[DOSSIER] Dossier : Comparateurs d’assurances 2/3

Martin Coriat (Confused.com) : «Les moyens de se différencier se réduisent» (Dossier comparateurs)

Martin Coriat (Confused.com) : «Les moyens de se différencier se réduisent» (Dossier comparateurs)
Martin Coriat, DG de Confused.com (groupe Admiral).

Spécificité en Europe, la Grande-Bretagne s’avère le royaume des comparateurs. Les explications sur cette exception de Martin Coriat, qui a pris la tête de Confused.com, après avoir dirigé sa filiale française Le Lynx.fr.

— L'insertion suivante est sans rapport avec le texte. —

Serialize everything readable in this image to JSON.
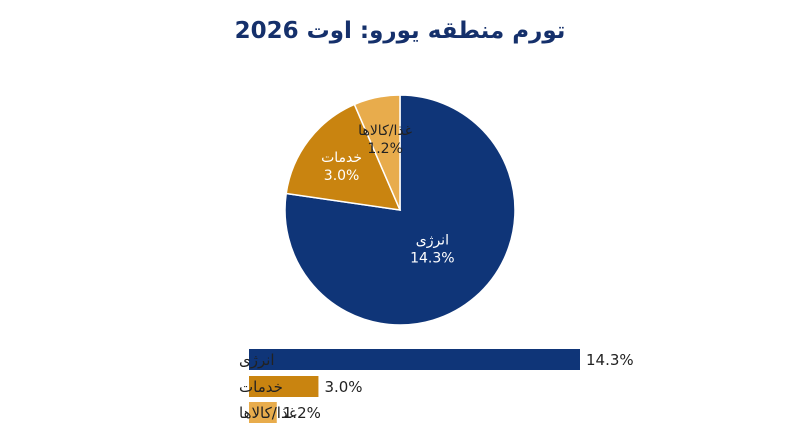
{
  "colors": {
    "title": "#15306b",
    "energy": "#0f3578",
    "services": "#c98410",
    "food": "#e8ac4c",
    "text": "#222222"
  },
  "chart_data": {
    "type": "pie",
    "title": "تورم منطقه یورو: اوت 2026",
    "categories": [
      "انرژی",
      "خدمات",
      "غذا/کالاها"
    ],
    "values": [
      14.3,
      3.0,
      1.2
    ],
    "value_labels": [
      "14.3%",
      "3.0%",
      "1.2%"
    ],
    "secondary_view": "horizontal-bar",
    "legend": "none"
  }
}
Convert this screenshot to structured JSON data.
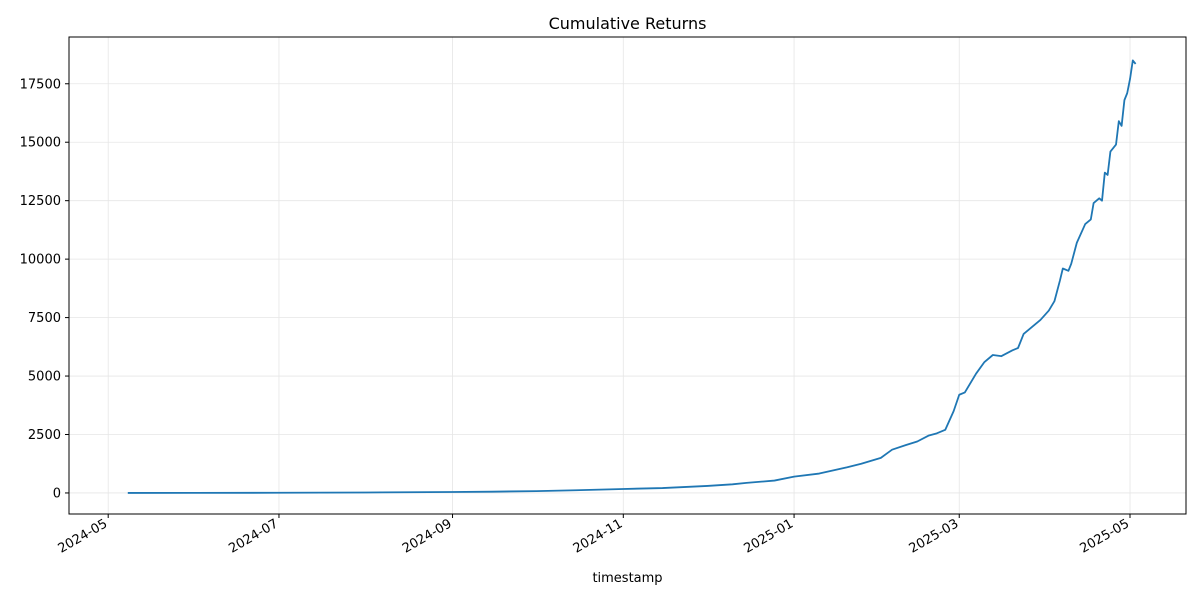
{
  "chart_data": {
    "type": "line",
    "title": "Cumulative Returns",
    "xlabel": "timestamp",
    "ylabel": "",
    "x_axis_type": "date",
    "xlim": [
      "2024-04-17",
      "2025-05-21"
    ],
    "ylim": [
      -900,
      19500
    ],
    "x_ticks": [
      "2024-05",
      "2024-07",
      "2024-09",
      "2024-11",
      "2025-01",
      "2025-03",
      "2025-05"
    ],
    "y_ticks": [
      0,
      2500,
      5000,
      7500,
      10000,
      12500,
      15000,
      17500
    ],
    "grid": true,
    "legend": "none",
    "colors": {
      "line": "#1f77b4",
      "grid": "#e6e6e6",
      "axis": "#000000"
    },
    "series": [
      {
        "points": [
          [
            "2024-05-08",
            0
          ],
          [
            "2024-06-01",
            2
          ],
          [
            "2024-07-01",
            8
          ],
          [
            "2024-08-01",
            20
          ],
          [
            "2024-09-01",
            40
          ],
          [
            "2024-09-15",
            55
          ],
          [
            "2024-10-01",
            80
          ],
          [
            "2024-10-15",
            115
          ],
          [
            "2024-11-01",
            170
          ],
          [
            "2024-11-15",
            210
          ],
          [
            "2024-12-01",
            300
          ],
          [
            "2024-12-10",
            370
          ],
          [
            "2024-12-15",
            430
          ],
          [
            "2024-12-25",
            530
          ],
          [
            "2025-01-01",
            700
          ],
          [
            "2025-01-10",
            830
          ],
          [
            "2025-01-20",
            1100
          ],
          [
            "2025-01-25",
            1250
          ],
          [
            "2025-02-01",
            1500
          ],
          [
            "2025-02-05",
            1850
          ],
          [
            "2025-02-10",
            2050
          ],
          [
            "2025-02-14",
            2200
          ],
          [
            "2025-02-18",
            2450
          ],
          [
            "2025-02-21",
            2550
          ],
          [
            "2025-02-24",
            2700
          ],
          [
            "2025-02-27",
            3500
          ],
          [
            "2025-03-01",
            4200
          ],
          [
            "2025-03-03",
            4300
          ],
          [
            "2025-03-07",
            5100
          ],
          [
            "2025-03-10",
            5600
          ],
          [
            "2025-03-13",
            5900
          ],
          [
            "2025-03-16",
            5850
          ],
          [
            "2025-03-20",
            6100
          ],
          [
            "2025-03-22",
            6200
          ],
          [
            "2025-03-24",
            6800
          ],
          [
            "2025-03-27",
            7100
          ],
          [
            "2025-03-30",
            7400
          ],
          [
            "2025-04-02",
            7800
          ],
          [
            "2025-04-04",
            8200
          ],
          [
            "2025-04-06",
            9100
          ],
          [
            "2025-04-07",
            9600
          ],
          [
            "2025-04-09",
            9500
          ],
          [
            "2025-04-10",
            9800
          ],
          [
            "2025-04-12",
            10700
          ],
          [
            "2025-04-15",
            11500
          ],
          [
            "2025-04-17",
            11700
          ],
          [
            "2025-04-18",
            12400
          ],
          [
            "2025-04-20",
            12600
          ],
          [
            "2025-04-21",
            12500
          ],
          [
            "2025-04-22",
            13700
          ],
          [
            "2025-04-23",
            13600
          ],
          [
            "2025-04-24",
            14600
          ],
          [
            "2025-04-26",
            14900
          ],
          [
            "2025-04-27",
            15900
          ],
          [
            "2025-04-28",
            15700
          ],
          [
            "2025-04-29",
            16800
          ],
          [
            "2025-04-30",
            17100
          ],
          [
            "2025-05-01",
            17700
          ],
          [
            "2025-05-02",
            18500
          ],
          [
            "2025-05-03",
            18350
          ]
        ]
      }
    ]
  }
}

Comment qualifieriez-vous le marché britannique de la comparaison d’assurances ?
Le marché britannique est beaucoup plus développé que les autres marchés européens : 70% de toutes les polices d’assurances auto se font via un comparateur. Les autres produits suivent peu ou prou la même trajectoire, et notamment l’habitation qui est le deuxième produit le plus vendu par ce canal. La presque totalité des assureurs outre-Manche figure sur les comparateurs à l’exception de Direct Line, qui en fait un véritable axe de différenciation marketing, ainsi qu’Aviva. C’est aussi un marché très concentré dans lequel les quatre principaux acteurs s’octroient 95% du marché.

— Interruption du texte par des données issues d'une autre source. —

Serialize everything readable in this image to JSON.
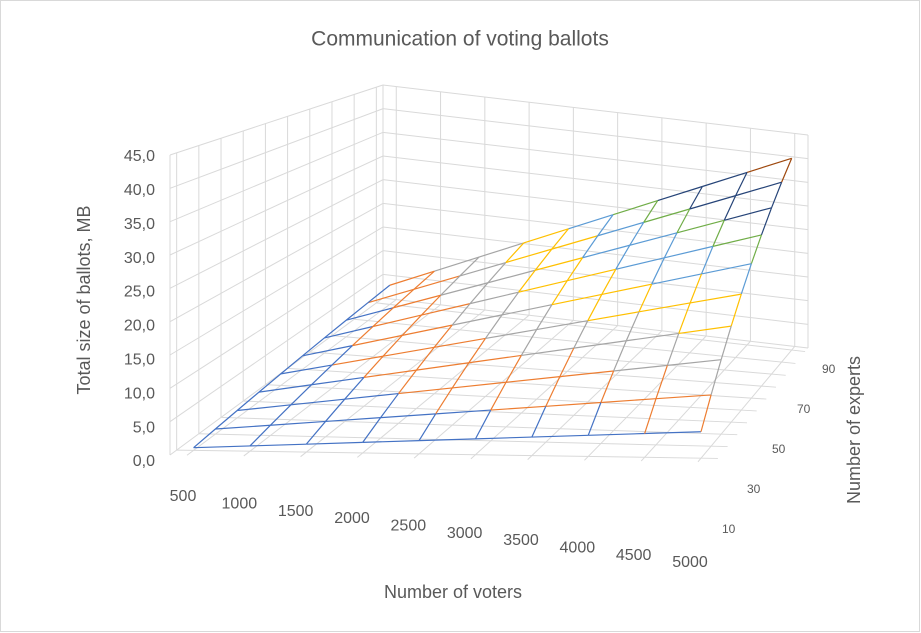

Pourquoi un tel succès des comparateurs outre-Manche ?
La popularité des sites dont le démarrage a commencé outre- Manche avec Confused.com en 2002, s’explique historiquement par une série de facteurs. Le marché britannique a toujours été un marché de courtage bien plus que d’agents ou de mutuelles. Avec une conséquence à la clé : les connexions entre distributeurs et assureurs ont été informatisées très tôt. Par ailleurs, l’importance de l’assurance directe dans ce pays a boosté l’utilisation de comparateurs, considérés comme un relais naturel pour cette catégorie d’acteurs attirés par la fluidité du trafic. Enfin, les consommateurs ont eu très tôt l’habitude de comparer les produits grâce aux courtiers : les comparateurs leur ont finalement permis de devenir à leur tour de véritables brokers.

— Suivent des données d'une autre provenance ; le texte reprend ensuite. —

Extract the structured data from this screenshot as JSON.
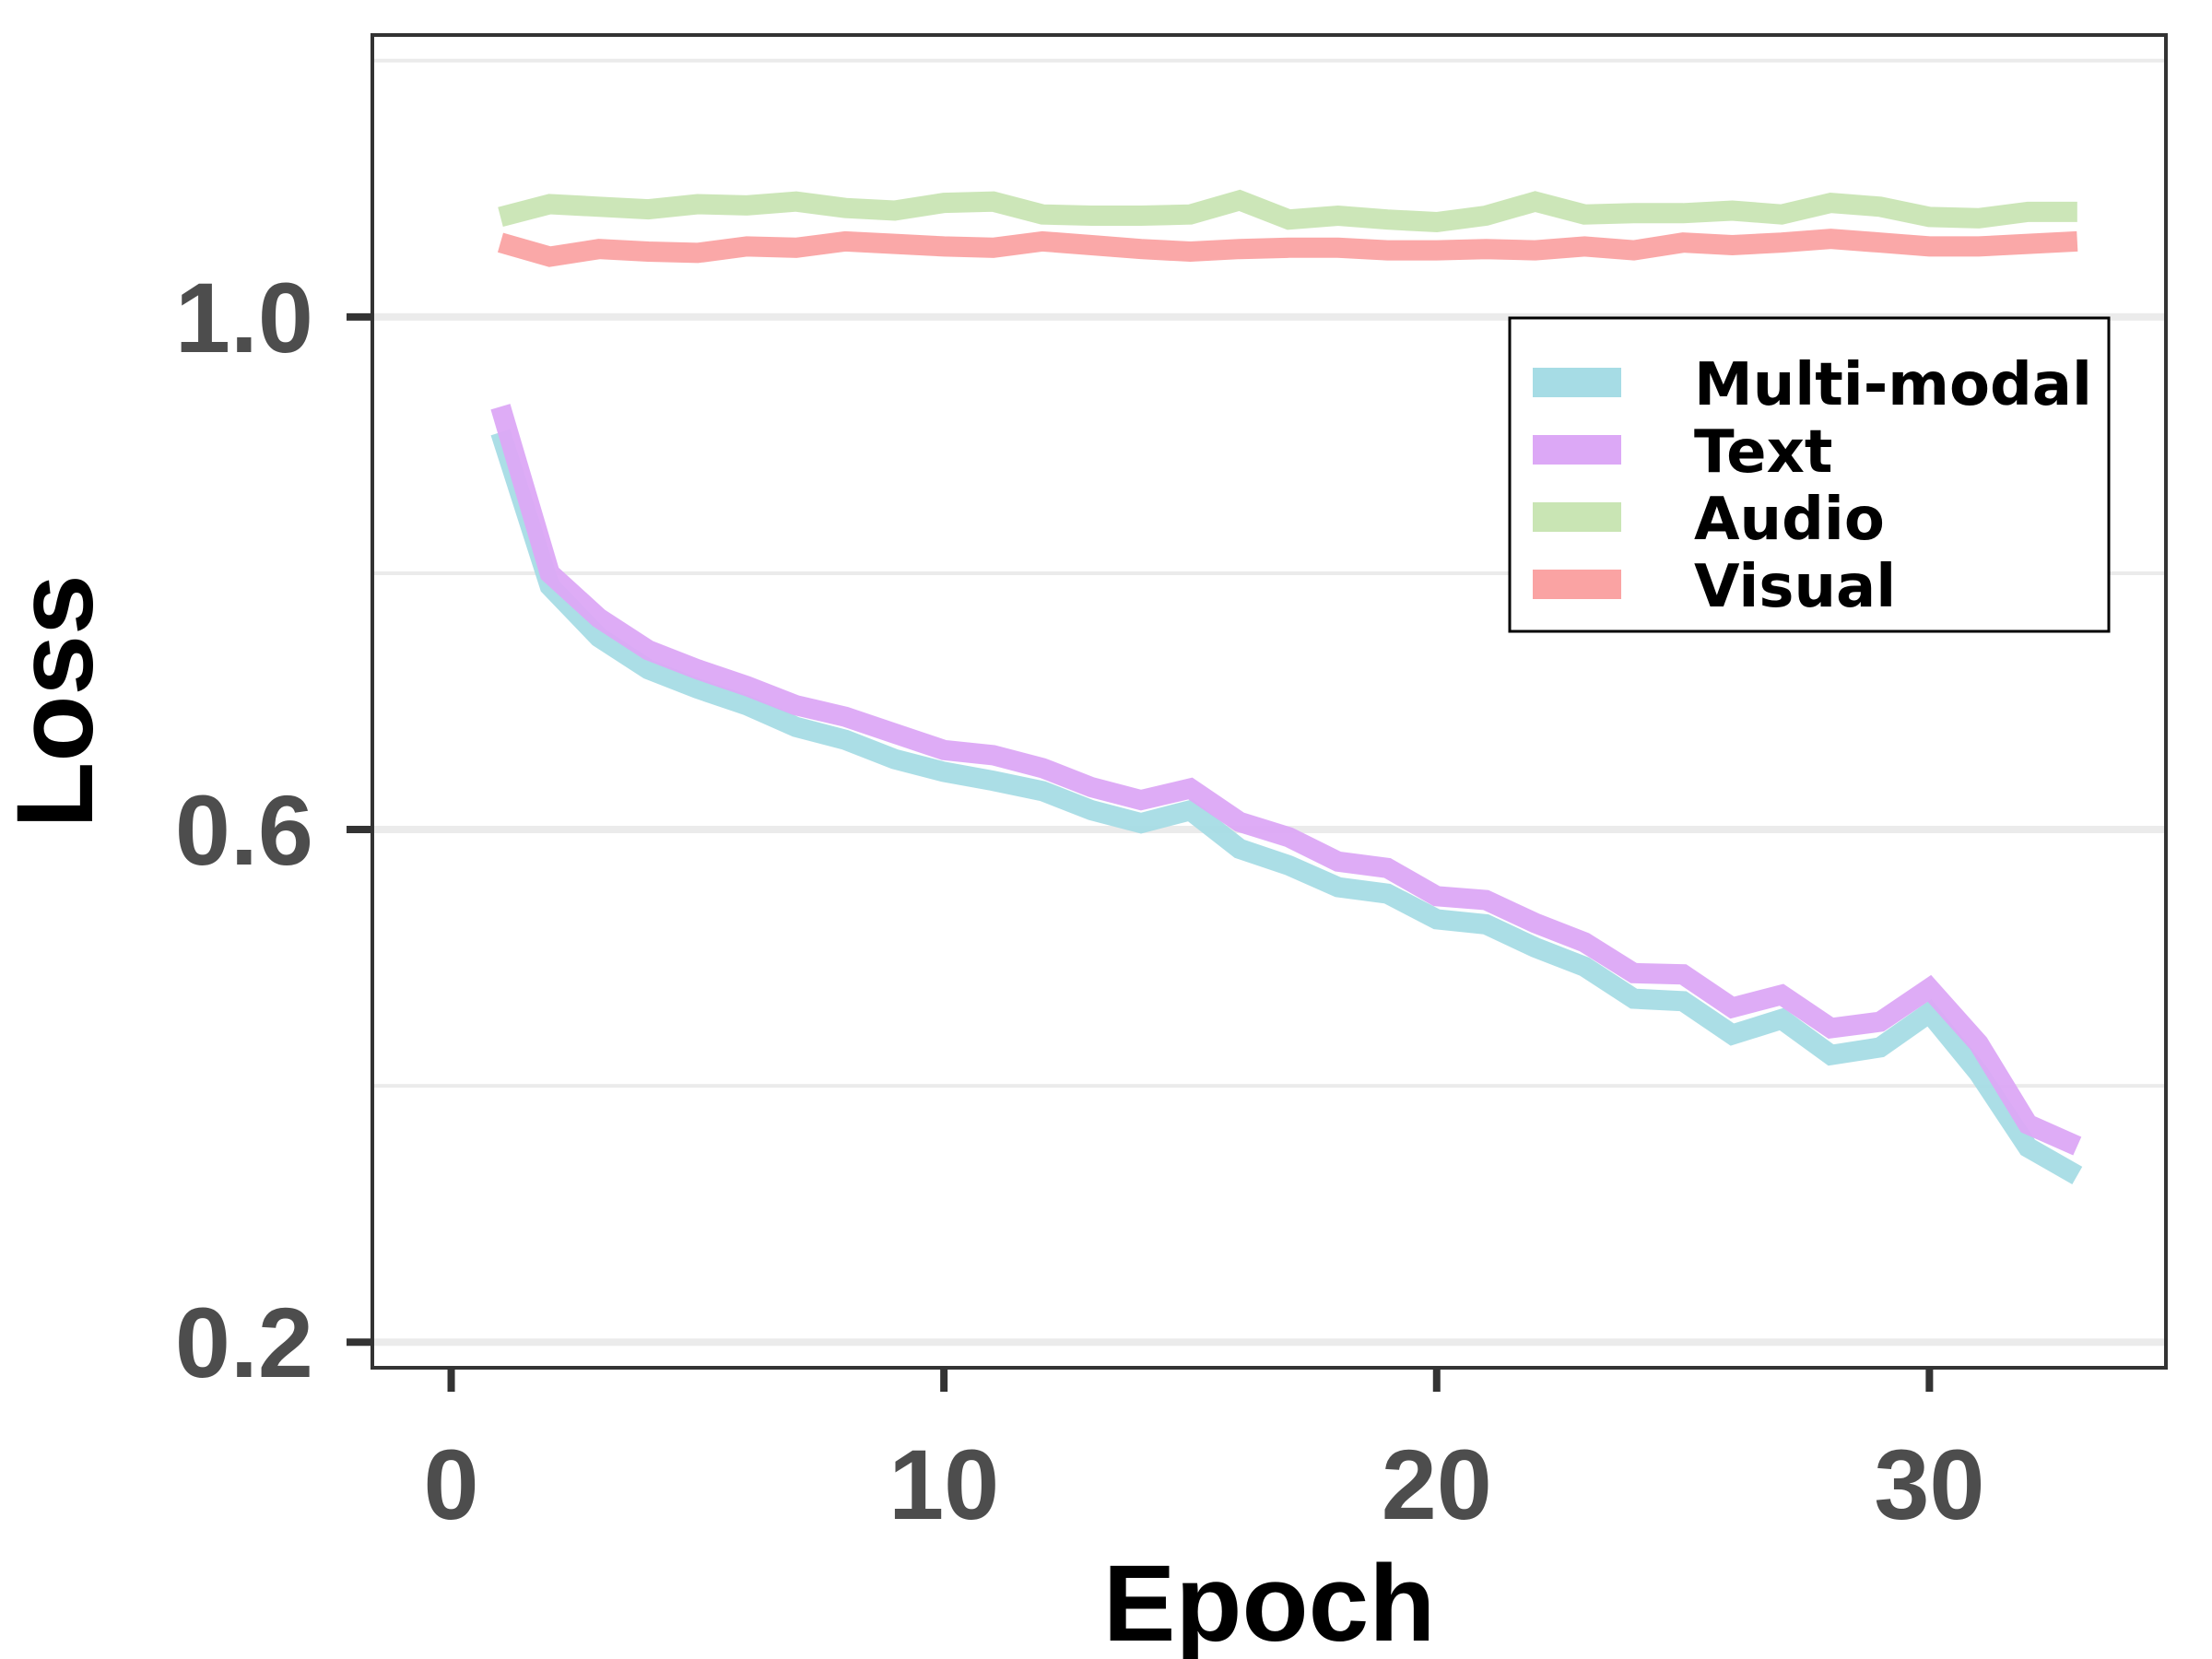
{
  "chart_data": {
    "type": "line",
    "title": "",
    "xlabel": "Epoch",
    "ylabel": "Loss",
    "xlim": [
      -1.6,
      34.8
    ],
    "ylim": [
      0.18,
      1.22
    ],
    "xticks": [
      0,
      10,
      20,
      30
    ],
    "xtick_labels": [
      "0",
      "10",
      "20",
      "30"
    ],
    "yticks": [
      0.2,
      0.6,
      1.0
    ],
    "ytick_labels": [
      "0.2",
      "0.6",
      "1.0"
    ],
    "minor_gridlines_y": [
      0.4,
      0.8,
      1.2
    ],
    "grid": "horizontal",
    "legend_position": "upper-right",
    "x": [
      1,
      2,
      3,
      4,
      5,
      6,
      7,
      8,
      9,
      10,
      11,
      12,
      13,
      14,
      15,
      16,
      17,
      18,
      19,
      20,
      21,
      22,
      23,
      24,
      25,
      26,
      27,
      28,
      29,
      30,
      31,
      32,
      33
    ],
    "series": [
      {
        "name": "Multi-modal",
        "color": "#a6dce5",
        "values": [
          0.91,
          0.79,
          0.75,
          0.725,
          0.71,
          0.697,
          0.68,
          0.67,
          0.655,
          0.645,
          0.638,
          0.63,
          0.615,
          0.605,
          0.615,
          0.585,
          0.572,
          0.555,
          0.55,
          0.53,
          0.526,
          0.508,
          0.493,
          0.468,
          0.466,
          0.44,
          0.452,
          0.424,
          0.43,
          0.457,
          0.41,
          0.352,
          0.33
        ]
      },
      {
        "name": "Text",
        "color": "#dca8f6",
        "values": [
          0.93,
          0.8,
          0.765,
          0.74,
          0.725,
          0.712,
          0.697,
          0.688,
          0.675,
          0.662,
          0.658,
          0.648,
          0.633,
          0.623,
          0.632,
          0.606,
          0.594,
          0.575,
          0.57,
          0.548,
          0.545,
          0.527,
          0.512,
          0.488,
          0.487,
          0.461,
          0.471,
          0.445,
          0.45,
          0.476,
          0.433,
          0.37,
          0.353
        ]
      },
      {
        "name": "Audio",
        "color": "#c9e5b4",
        "values": [
          1.078,
          1.088,
          1.086,
          1.084,
          1.088,
          1.087,
          1.09,
          1.085,
          1.083,
          1.089,
          1.09,
          1.08,
          1.079,
          1.079,
          1.08,
          1.091,
          1.076,
          1.079,
          1.076,
          1.074,
          1.079,
          1.09,
          1.08,
          1.081,
          1.081,
          1.083,
          1.08,
          1.089,
          1.086,
          1.078,
          1.077,
          1.082,
          1.082
        ]
      },
      {
        "name": "Visual",
        "color": "#faa3a3",
        "values": [
          1.058,
          1.047,
          1.053,
          1.051,
          1.05,
          1.055,
          1.054,
          1.059,
          1.057,
          1.055,
          1.054,
          1.059,
          1.056,
          1.053,
          1.051,
          1.053,
          1.054,
          1.054,
          1.052,
          1.052,
          1.053,
          1.052,
          1.055,
          1.052,
          1.058,
          1.056,
          1.058,
          1.061,
          1.058,
          1.055,
          1.055,
          1.057,
          1.059
        ]
      }
    ]
  }
}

Comment s’est caractérisée l’évolution récente du marché ?
Durant les deux à trois dernières années, le marché britannique s’est très peu développé, car, le cycle de l’assurance était bas. Parallèlement, les dépenses marketing ont continué à croître, ce qui a pesé sur les profits. L’impact de la réglementation est aussi très important outre-Manche : la Financial Conduct Authority (FCA) a un rôle très prescriptif et encadre de manière très stricte les droits et devoirs des comparateurs. La protection du consommateur est d’ailleurs primordiale dans l’approche du régulateur britannique.

Comment parvenez-vous à vous distinguer de la compétition ?
Le marché est en passe de devenir une commodité, et les moyens de se différencier se réduisent. Dans un marché essentiellement guidé par le marketing – notre industrie fait partie des plus gros investisseurs en matière de publicité – il est donc important de conserver une approche très spécifique par rapport à la concurrence : chez Confused.com, nous avons développé le personnage de Bryan le robot dans nos dernières campagnes, une manière de mettre en évidence à la fois l’expertise mais aussi la modernité de notre comparateur en y ajoutant une touche émotionnelle. Les régulateurs nous offrent aussi parfois des opportunités qu’il ne faut pas manquer : à l’occasion d’une étude approfondie, l’autorité de la concurrence britannique (CMA) a ainsi autorisé les assureurs à donner des prix différents selon les comparateurs, dans le cadre d’offres promotionnelles, par exemple. Enfin, nous réfléchissons sans cesse à de nouveaux relais de croissance et avons par exemple lancé Carfused.com, un site de comparaison et de ventes de voitures.

Le marché est-il saturé ?
C’est un marché très mature dans lequel continuent à arriver de nouveaux entrants, comme des comparateurs de comparateurs. Mais l’accès reste difficile tant ce secteur exige un savoir-faire technologique, une puissance de feu marketing sans oublier la nécessité de se conformer à une exigence de conformité toujours plus importante. Lancé en 2011 sur le marché britannique, le comparateur de Google n’est toujours pas parvenu à égratigner la suprématie des quatre principaux acteurs du secteur. À la différence des autres, le moteur de recherche a préféré utiliser ses propres espaces plutôt que de jouer le jeu du marketing.

Combien de temps cette guerre entre comparateurs peut-elle encore durer ?
La bataille de la publicité continue de faire rage. Il faut cependant noter que la plupart des acteurs installés restent rentables et que leurs marges s’établissent entre 15% et 20%. De quoi permettre de résister encore longtemps.